Il y a les actrices présentes à l’écran. Et puis il y a celles qui marquent la saison. Ce Ramadan 2026, Fatima Zahra El Jaouhari réussit le grand écart entre douceur et dureté, s’installant durablement dans les salons marocains… et dans les tendances des réseaux sociaux.
Avec Awatif sur Al Aoula et Sarah sur MBC5, Fatima Zahra El Jaouhari transforme ce Ramadan en terrain de démonstration. Double registre, double impact, et une présence qui dépasse l’écran.
Ramadan 2026 : deux séries, deux tempéraments, un même succès pour Faty El Jaouhari
Sur Al Aoula, Faty El Jaouhari incarne Awatif dans “Aach Tmaa” (diffusé chaque soir à 19h30), une femme issue d’un milieu populaire, décrite comme celle qui “tient” le quotidien, notamment autour d’un petit espace de beauté féminine où se croisent confidences, tensions et réalités sociales.
Dans Aach Tmaa, diffusée sur Al Aoula, l’intrigue s’articule autour du trafic de nouveau-nés et les réseaux criminels qui prospèrent sur les failles sociales. La série adopte les codes du thriller social et plonge dans un univers où le crime organisé se mêle à la précarité, aux rapports de domination et aux logiques d’intérêt.

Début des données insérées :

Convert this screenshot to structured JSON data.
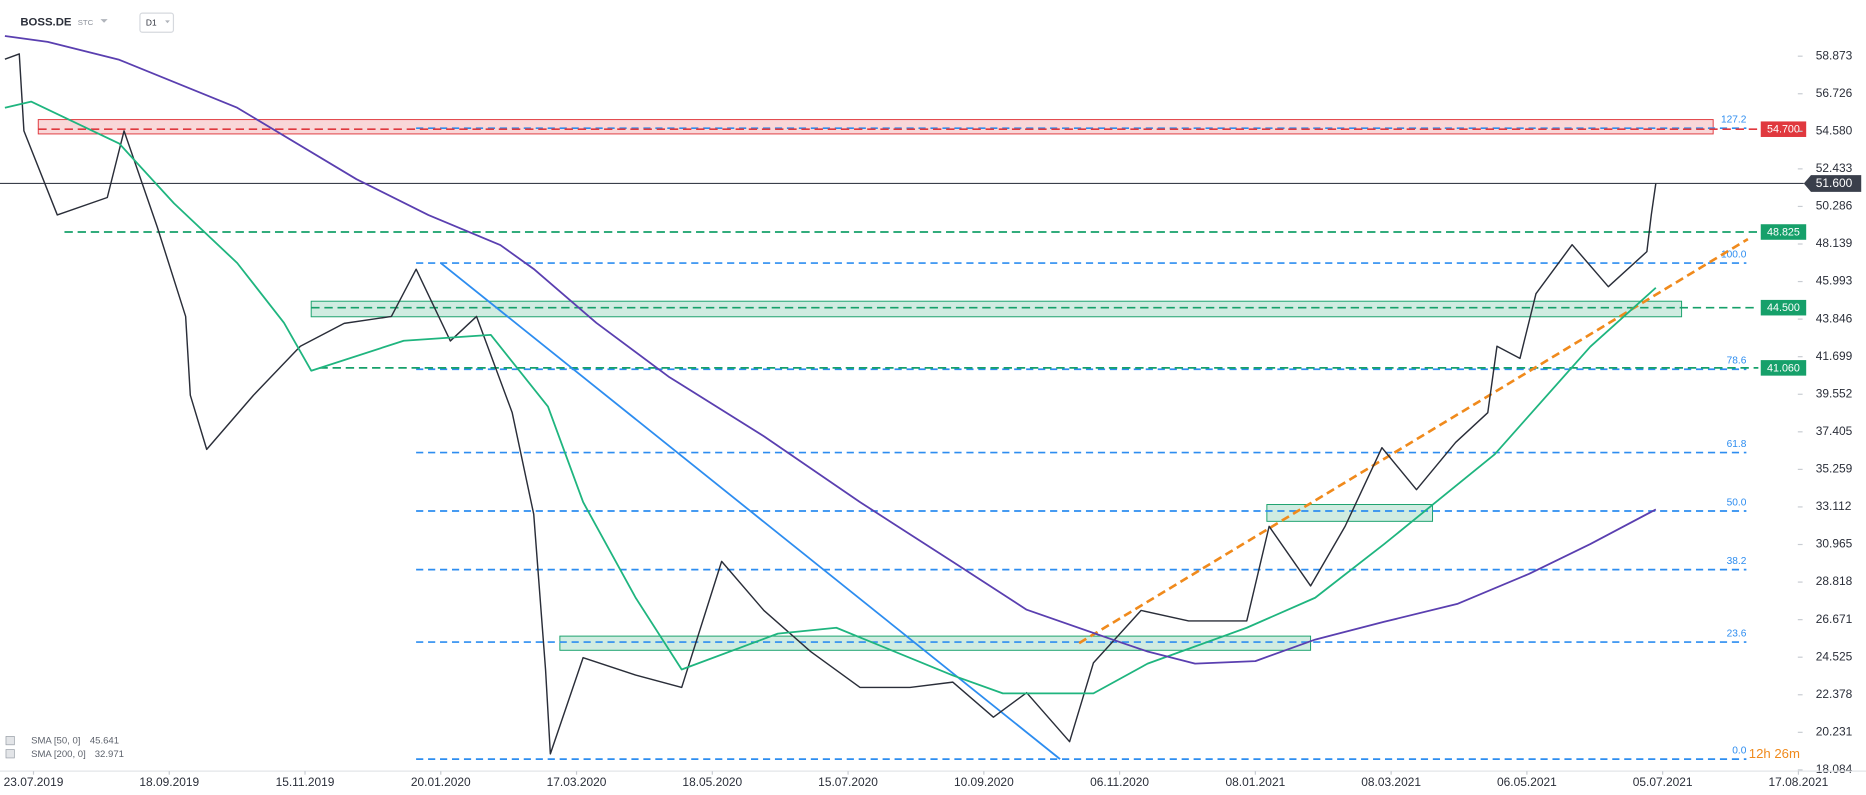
{
  "header": {
    "symbol": "BOSS.DE",
    "account": "STC",
    "timeframe": "D1"
  },
  "countdown": "12h 26m",
  "chart_data": {
    "type": "line",
    "ylim": [
      18.016,
      62.084
    ],
    "yticks": [
      58.873,
      56.726,
      {
        "value": 54.58,
        "label": "54.580"
      },
      52.433,
      50.286,
      48.139,
      45.993,
      43.846,
      41.699,
      39.552,
      37.405,
      35.259,
      33.112,
      30.965,
      28.818,
      26.671,
      24.525,
      22.378,
      20.231,
      18.084
    ],
    "xticks": [
      "23.07.2019",
      "18.09.2019",
      "15.11.2019",
      "20.01.2020",
      "17.03.2020",
      "18.05.2020",
      "15.07.2020",
      "10.09.2020",
      "06.11.2020",
      "08.01.2021",
      "08.03.2021",
      "06.05.2021",
      "05.07.2021",
      "17.08.2021"
    ],
    "series": [
      {
        "color": "#2a2e39",
        "x": [
          "11.07.2019",
          "17.07.2019",
          "19.07.2019",
          "02.08.2019",
          "23.08.2019",
          "30.08.2019",
          "13.09.2019",
          "25.09.2019",
          "27.09.2019",
          "04.10.2019",
          "24.10.2019",
          "13.11.2019",
          "04.12.2019",
          "27.12.2019",
          "08.01.2020",
          "24.01.2020",
          "04.02.2020",
          "19.02.2020",
          "28.02.2020",
          "04.03.2020",
          "06.03.2020",
          "20.03.2020",
          "13.04.2020",
          "04.05.2020",
          "22.05.2020",
          "09.06.2020",
          "29.06.2020",
          "20.07.2020",
          "10.08.2020",
          "28.08.2020",
          "14.09.2020",
          "28.09.2020",
          "16.10.2020",
          "26.10.2020",
          "16.11.2020",
          "08.12.2020",
          "04.01.2021",
          "14.01.2021",
          "01.02.2021",
          "16.02.2021",
          "04.03.2021",
          "19.03.2021",
          "05.04.2021",
          "19.04.2021",
          "23.04.2021",
          "03.05.2021",
          "10.05.2021",
          "26.05.2021",
          "11.06.2021",
          "28.06.2021",
          "30.06.2021",
          "02.07.2021"
        ],
        "values": [
          58.7,
          59.0,
          54.6,
          49.8,
          50.8,
          54.6,
          49.1,
          44.0,
          39.5,
          36.4,
          39.5,
          42.3,
          43.6,
          44.0,
          46.7,
          42.6,
          44.0,
          38.5,
          32.7,
          23.8,
          19.0,
          24.5,
          23.5,
          22.8,
          30.0,
          27.2,
          24.85,
          22.8,
          22.8,
          23.1,
          21.1,
          22.5,
          19.7,
          24.2,
          27.2,
          26.6,
          26.6,
          32.0,
          28.6,
          32.0,
          36.5,
          34.1,
          36.8,
          38.5,
          42.3,
          41.6,
          45.3,
          48.1,
          45.7,
          47.7,
          49.8,
          51.6
        ]
      },
      {
        "name": "SMA [50, 0]",
        "last": 45.641,
        "color": "#1fb57f",
        "x": [
          "11.07.2019",
          "22.07.2019",
          "28.08.2019",
          "20.09.2019",
          "17.10.2019",
          "06.11.2019",
          "18.11.2019",
          "02.01.2020",
          "10.02.2020",
          "05.03.2020",
          "20.03.2020",
          "13.04.2020",
          "04.05.2020",
          "15.06.2020",
          "10.07.2020",
          "28.08.2020",
          "18.09.2020",
          "26.10.2020",
          "19.11.2020",
          "04.01.2021",
          "03.02.2021",
          "05.03.2021",
          "22.04.2021",
          "03.06.2021",
          "02.07.2021"
        ],
        "values": [
          55.93,
          56.28,
          53.88,
          50.47,
          47.05,
          43.64,
          40.9,
          42.61,
          42.95,
          38.85,
          33.39,
          27.92,
          23.82,
          25.87,
          26.21,
          23.48,
          22.46,
          22.46,
          24.16,
          26.21,
          27.92,
          30.99,
          36.12,
          42.27,
          45.64
        ]
      },
      {
        "name": "SMA [200, 0]",
        "last": 32.971,
        "color": "#5a3fb0",
        "x": [
          "11.07.2019",
          "29.07.2019",
          "28.08.2019",
          "17.10.2019",
          "10.12.2019",
          "14.01.2020",
          "14.02.2020",
          "28.02.2020",
          "26.03.2020",
          "28.04.2020",
          "09.06.2020",
          "20.07.2020",
          "28.08.2020",
          "28.09.2020",
          "03.11.2020",
          "19.11.2020",
          "11.12.2020",
          "08.01.2021",
          "03.02.2021",
          "05.03.2021",
          "06.04.2021",
          "07.05.2021",
          "03.06.2021",
          "02.07.2021"
        ],
        "values": [
          60.03,
          59.69,
          58.67,
          55.93,
          51.84,
          49.79,
          48.08,
          46.71,
          43.64,
          40.56,
          37.15,
          33.39,
          29.97,
          27.24,
          25.53,
          24.85,
          24.16,
          24.3,
          25.53,
          26.55,
          27.58,
          29.29,
          30.99,
          32.97
        ]
      }
    ],
    "last_price": {
      "value": 51.6,
      "label": "51.600",
      "color": "#3a3f4b"
    },
    "levels": [
      {
        "value": 54.7,
        "label": "54.700",
        "color": "#e0383e",
        "from": "25.07.2019"
      },
      {
        "value": 48.825,
        "color": "#16a06a",
        "from": "05.08.2019"
      },
      {
        "value": 44.5,
        "label": "44.500",
        "color": "#16a06a",
        "from": "18.11.2019"
      },
      {
        "value": 41.06,
        "label": "41.060",
        "color": "#16a06a",
        "from": "22.11.2019"
      }
    ],
    "fib": [
      {
        "label": "127.2",
        "value": 54.76
      },
      {
        "label": "100.0",
        "value": 47.05
      },
      {
        "label": "78.6",
        "value": 40.98
      },
      {
        "label": "61.8",
        "value": 36.22
      },
      {
        "label": "50.0",
        "value": 32.88
      },
      {
        "label": "38.2",
        "value": 29.53
      },
      {
        "label": "23.6",
        "value": 25.39
      },
      {
        "label": "0.0",
        "value": 18.7
      }
    ],
    "fib_from": "08.01.2020",
    "fib_color": "#2d8df0",
    "zones": [
      {
        "from": "25.07.2019",
        "to": "21.07.2021",
        "low": 54.43,
        "high": 55.25,
        "color": "#e0383e"
      },
      {
        "from": "18.11.2019",
        "to": "11.07.2021",
        "low": 43.98,
        "high": 44.87,
        "color": "#16a06a"
      },
      {
        "from": "10.03.2020",
        "to": "01.02.2021",
        "low": 24.92,
        "high": 25.73,
        "color": "#16a06a"
      },
      {
        "from": "13.01.2021",
        "to": "26.03.2021",
        "low": 32.29,
        "high": 33.25,
        "color": "#16a06a"
      }
    ],
    "trendlines": [
      {
        "from": "20.01.2020",
        "to": "12.10.2020",
        "start": 47.05,
        "end": 18.7,
        "color": "#2d8df0",
        "dashed": false
      },
      {
        "from": "20.10.2020",
        "to": "01.08.2021",
        "start": 25.33,
        "end": 48.42,
        "color": "#f08a1c",
        "dashed": true
      }
    ]
  }
}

Au sein de cette mécanique sombre, Awatif ne gravite pas en périphérie, elle fait partie intégrante de la bande. Son personnage évolue au cœur même du réseau, participant aux dynamiques internes du groupe. Elle se distingue par une présence chaleureuse et humaine. Elle n’est ni naïve ni effacée, mais elle apporte une dimension plus émotionnelle à un récit dominé par les enjeux criminels.
À l’opposé, sur MBC5 et Shahid, El Jaouhari change d’énergie avec Sarah dans “Al Hayba: Ras Jbal”. Là, l’ambiance est plus froide, plus stratégique, et le personnage s’inscrit dans une mécanique de pouvoir et de clan, au cœur d’une intrigue où les liens familiaux deviennent vite des rapports de force.

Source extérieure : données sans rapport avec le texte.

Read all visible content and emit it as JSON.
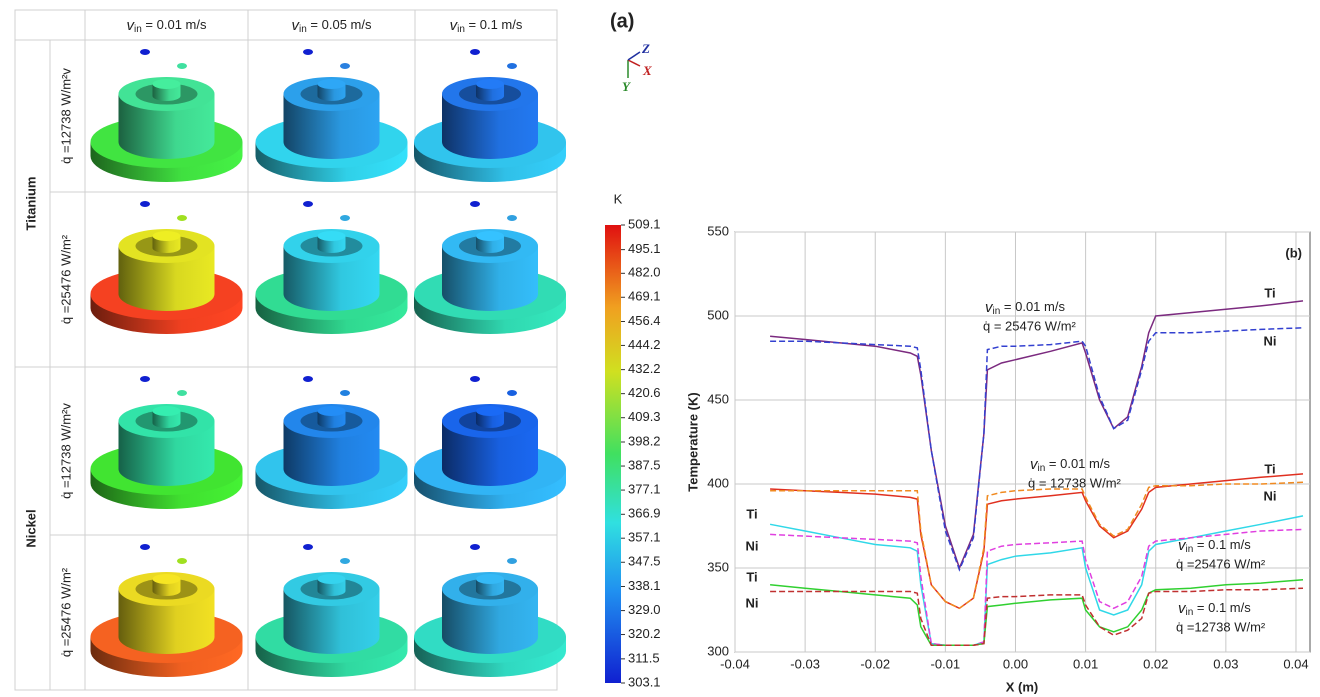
{
  "panel_a": {
    "label": "(a)",
    "columns": [
      {
        "v": "v",
        "sub": "in",
        "rest": " = 0.01 m/s"
      },
      {
        "v": "v",
        "sub": "in",
        "rest": " = 0.05 m/s"
      },
      {
        "v": "v",
        "sub": "in",
        "rest": " = 0.1 m/s"
      }
    ],
    "groups": [
      {
        "name": "Titanium",
        "rows": [
          "q̇ =12738 W/m²v",
          "q̇ =25476 W/m²"
        ]
      },
      {
        "name": "Nickel",
        "rows": [
          "q̇ =12738 W/m²v",
          "q̇ =25476 W/m²"
        ]
      }
    ],
    "axes": [
      "Z",
      "X",
      "Y"
    ]
  },
  "chart_data": [
    {
      "type": "colorbar",
      "title": "K",
      "ylim": [
        303.1,
        509.1
      ],
      "log_scale": true,
      "yticks": [
        509.1,
        495.1,
        {
          "value": 482,
          "label": "482.0"
        },
        469.1,
        456.4,
        444.2,
        432.2,
        420.6,
        409.3,
        398.2,
        387.5,
        377.1,
        366.9,
        357.1,
        347.5,
        338.1,
        {
          "value": 329,
          "label": "329.0"
        },
        320.2,
        311.5,
        303.1
      ]
    },
    {
      "type": "line",
      "label": "(b)",
      "x_label": "X (m)",
      "y_label": "Temperature (K)",
      "grid": true,
      "xlim": [
        -0.04,
        0.042
      ],
      "ylim": [
        300,
        550
      ],
      "xticks": [
        -0.04,
        -0.03,
        -0.02,
        -0.01,
        {
          "value": 0,
          "label": "0.00"
        },
        0.01,
        0.02,
        0.03,
        0.04
      ],
      "yticks": [
        300,
        350,
        400,
        450,
        500,
        550
      ],
      "x": [
        -0.035,
        -0.03,
        -0.025,
        -0.02,
        -0.015,
        -0.014,
        -0.0135,
        -0.012,
        -0.01,
        -0.008,
        -0.006,
        -0.0045,
        -0.004,
        -0.002,
        0,
        0.005,
        0.0095,
        0.01,
        0.012,
        0.014,
        0.016,
        0.018,
        0.019,
        0.02,
        0.025,
        0.03,
        0.035,
        0.041
      ],
      "series": [
        {
          "name": "Ti",
          "color": "#7b2a7f",
          "dashed": false,
          "values": [
            488,
            486,
            484,
            482,
            478,
            476,
            465,
            420,
            375,
            350,
            370,
            430,
            468,
            472,
            474,
            479,
            484,
            478,
            450,
            433,
            440,
            470,
            490,
            500,
            502,
            504,
            506,
            509
          ]
        },
        {
          "name": "Ni",
          "color": "#3340d0",
          "dashed": true,
          "values": [
            485,
            485,
            484,
            483,
            482,
            481,
            468,
            420,
            372,
            349,
            368,
            430,
            480,
            482,
            482,
            483,
            485,
            482,
            452,
            433,
            438,
            468,
            485,
            490,
            490,
            491,
            492,
            493
          ]
        },
        {
          "name": "Ti",
          "color": "#e03020",
          "dashed": false,
          "values": [
            397,
            396,
            395,
            394,
            392,
            391,
            370,
            340,
            330,
            326,
            332,
            360,
            388,
            390,
            391,
            393,
            395,
            390,
            375,
            368,
            372,
            385,
            395,
            398,
            400,
            402,
            404,
            406
          ]
        },
        {
          "name": "Ni",
          "color": "#f08a20",
          "dashed": true,
          "values": [
            396,
            396,
            396,
            396,
            396,
            396,
            372,
            340,
            330,
            326,
            332,
            362,
            393,
            395,
            396,
            397,
            397,
            392,
            376,
            369,
            373,
            388,
            398,
            399,
            399,
            400,
            400,
            401
          ]
        },
        {
          "name": "Ti",
          "color": "#30d8e8",
          "dashed": false,
          "values": [
            376,
            372,
            368,
            364,
            362,
            360,
            340,
            305,
            304,
            304,
            304,
            306,
            352,
            355,
            357,
            359,
            362,
            350,
            325,
            322,
            325,
            340,
            360,
            364,
            368,
            372,
            376,
            381
          ]
        },
        {
          "name": "Ni",
          "color": "#e040e0",
          "dashed": true,
          "values": [
            370,
            369,
            368,
            367,
            366,
            365,
            345,
            305,
            304,
            304,
            304,
            306,
            360,
            363,
            364,
            365,
            366,
            355,
            330,
            326,
            330,
            345,
            363,
            366,
            368,
            370,
            372,
            373
          ]
        },
        {
          "name": "Ti",
          "color": "#30d030",
          "dashed": false,
          "values": [
            340,
            338,
            336,
            334,
            332,
            328,
            315,
            304,
            304,
            304,
            304,
            305,
            327,
            328,
            329,
            331,
            332,
            325,
            315,
            312,
            315,
            325,
            335,
            337,
            338,
            340,
            341,
            343
          ]
        },
        {
          "name": "Ni",
          "color": "#c03030",
          "dashed": true,
          "values": [
            336,
            336,
            336,
            336,
            336,
            335,
            320,
            304,
            304,
            304,
            304,
            305,
            332,
            333,
            333,
            334,
            334,
            328,
            315,
            310,
            313,
            320,
            335,
            336,
            336,
            337,
            337,
            338
          ]
        }
      ],
      "annotations": [
        {
          "v": "v",
          "sub": "in",
          "rest": " = 0.01 m/s",
          "q": "q̇ = 25476 W/m²"
        },
        {
          "v": "v",
          "sub": "in",
          "rest": " = 0.01 m/s",
          "q": "q̇ = 12738 W/m²"
        },
        {
          "v": "v",
          "sub": "in",
          "rest": " = 0.1 m/s",
          "q": "q̇ =25476 W/m²"
        },
        {
          "v": "v",
          "sub": "in",
          "rest": " = 0.1 m/s",
          "q": "q̇ =12738 W/m²"
        }
      ]
    }
  ]
}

Mais cette année, elle ne joue pas seulement des rôles : elle marque les esprits et surtout les cœurs.
Quand l’expérience rencontre l’adhésion du public
Si Faty El Jaouhari cartonne autant en ce Ramadan 2026, ce n’est pas un hasard. Depuis plusieurs années, l’actrice construit un parcours marqué par des rôles féminins intenses, souvent complexes, où elle alterne personnages de caractère et figures plus nuancées.
Qu’il s’agisse de femmes stratèges, de profils ambigus ou de personnalités confrontées à des choix moraux difficiles, elle s’est progressivement imposée comme une comédienne capable d’habiter des univers lourds en surjouant parfois mais en s’imposant certes.
Cette crédibilité acquise au fil de ses précédentes participations à des séries dramatiques et à des productions à forte charge émotionnelle explique aujourd’hui l’adhésion massive du public : le spectateur reconnaît une actrice expérimentée, solide, qui maîtrise aussi bien la froideur que la vulnérabilité. Ramadan 2026 apparaît ainsi moins comme une révélation que comme l’aboutissement logique d’un parcours construit avec constance.
Deux visages, un même engouement populaire
Certaines pages et comptes relayent déjà le phénomène “double casquette” de l’actrice cette saison, en soulignant deux femmes et deux mondes intérieurs pendant le même Ramadan.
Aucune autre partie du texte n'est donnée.